Burgemeester en Wethouders kunnen met een omgevingsvergunning afwijken van het bepaalde in:

  • a. artikel 6.1 en toestaan dat bedrijven tot maximaal milieucategorie 2 bedrijven conform bijgevoegde staat van inrichtingen bijlage1 danwel een bedrijf welke in aard en omvang gelijk is aan het bestemde bedrijf zich mag vestigen binnen de voor Bedrijf- Verkooppunt motorbrandstoffen bestemde gronden met uitzondering van detailhandels bedrijven, bedrijven met een risicocontour van 10-6;
6.6.2 Beperking

De toepassing van de in artikel 6.6 genoemde afwijking is beperkt tot incidentele gevallen, waarbij het functioneren van de bestemming begrepen doeleinden en omliggende bestemmingen niet mag worden aangetast. In de afweging om omgevingsvergunning te verlenen worden in ieder geval de woonsituatie, het straat- en bebouwingsbeeld, de cultuurhistorie, de verkeersveiligheid, de (sociale) veiligheid, brandveiligheid/ externe veiligheid en rampenbestrijding, de milieusituatie, de gebruiksmogelijkheden in andere bestemmingen in acht genomen.

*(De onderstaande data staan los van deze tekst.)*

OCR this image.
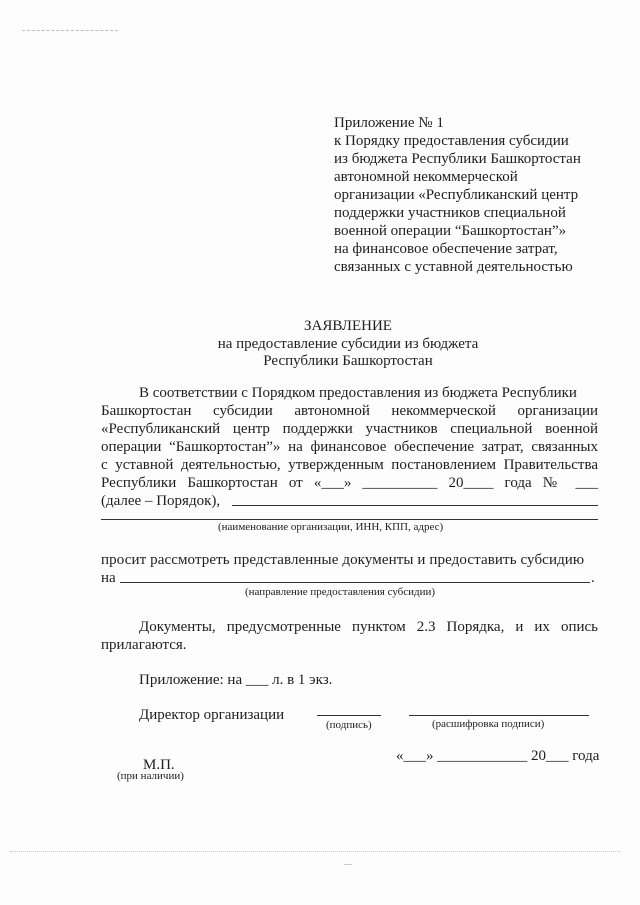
Приложение № 1
к Порядку предоставления субсидии
из бюджета Республики Башкортостан
автономной некоммерческой
организации «Республиканский центр
поддержки участников специальной
военной операции “Башкортостан”»
на финансовое обеспечение затрат,
связанных с уставной деятельностью
ЗАЯВЛЕНИЕ
на предоставление субсидии из бюджета
Республики Башкортостан
В соответствии с Порядком предоставления из бюджета Республики
Башкортостан субсидии автономной некоммерческой организации
«Республиканский центр поддержки участников специальной военной
операции “Башкортостан”» на финансовое обеспечение затрат, связанных
с уставной деятельностью, утвержденным постановлением Правительства
Республики Башкортостан от «___» __________ 20____ года № ___
(далее – Порядок),
(наименование организации, ИНН, КПП, адрес)
просит рассмотреть представленные документы и предоставить субсидию
на	.
(направление предоставления субсидии)
Документы, предусмотренные пунктом 2.3 Порядка, и их опись
прилагаются.
Приложение: на ___ л. в 1 экз.
Директор организации
(подпись)	(расшифровка подписи)
М.П.
(при наличии)
«___» ____________ 20___ года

Indien de genoemde waarden en of belangen onevenredig worden geschaad wordt de omgevingsvergunning niet verleend;

6.7 Wijzigingsbevoegdheid
6.7.1 Bevoegdheid

Burgemeester en wethouder zijn bevoegd op grond van artikel 3.6 van de Wet ruimtelijke ordening het plan te wijzigen door:

  • a. de bestemming te wijzigen in Bedrijf- Verkooppunt motorbrandstoffen zonder lpg, indien uit een actualisatie / revisie / wijziging / of intrekking van de omgevingsvergunning (milieuvergunning) o.g.v. de Wet milieubeheer blijkt dat de risicovolle activiteiten van een risicovolle inrichting volgens het Besluit externe veiligheid (Bevi) en de Wet milieubeheer (Wm) niet meer zijn toegestaan;
6.7.2 Beperkingen

De wijziging dient het functioneren van omliggende bestemmingen niet aan te tasten. In de afweging om conform artikel 3.6 het bestemmingsplan te wijzigen dient in ieder geval de woonsituatie, het straat- en bebouwingsbeeld, de cultuurhistorie, de verkeersveiligheid, de (sociale) veiligheid, brandveiligheid/ externe veiligheid en rampenbestrijding, de milieusituatie, de gebruiksmogelijkheden in andere bestemmingen in acht genomen te worden. Indien de genoemde waarden en of belangen onevenredig worden geschaad kan de functiewijziging niet plaatsvinden.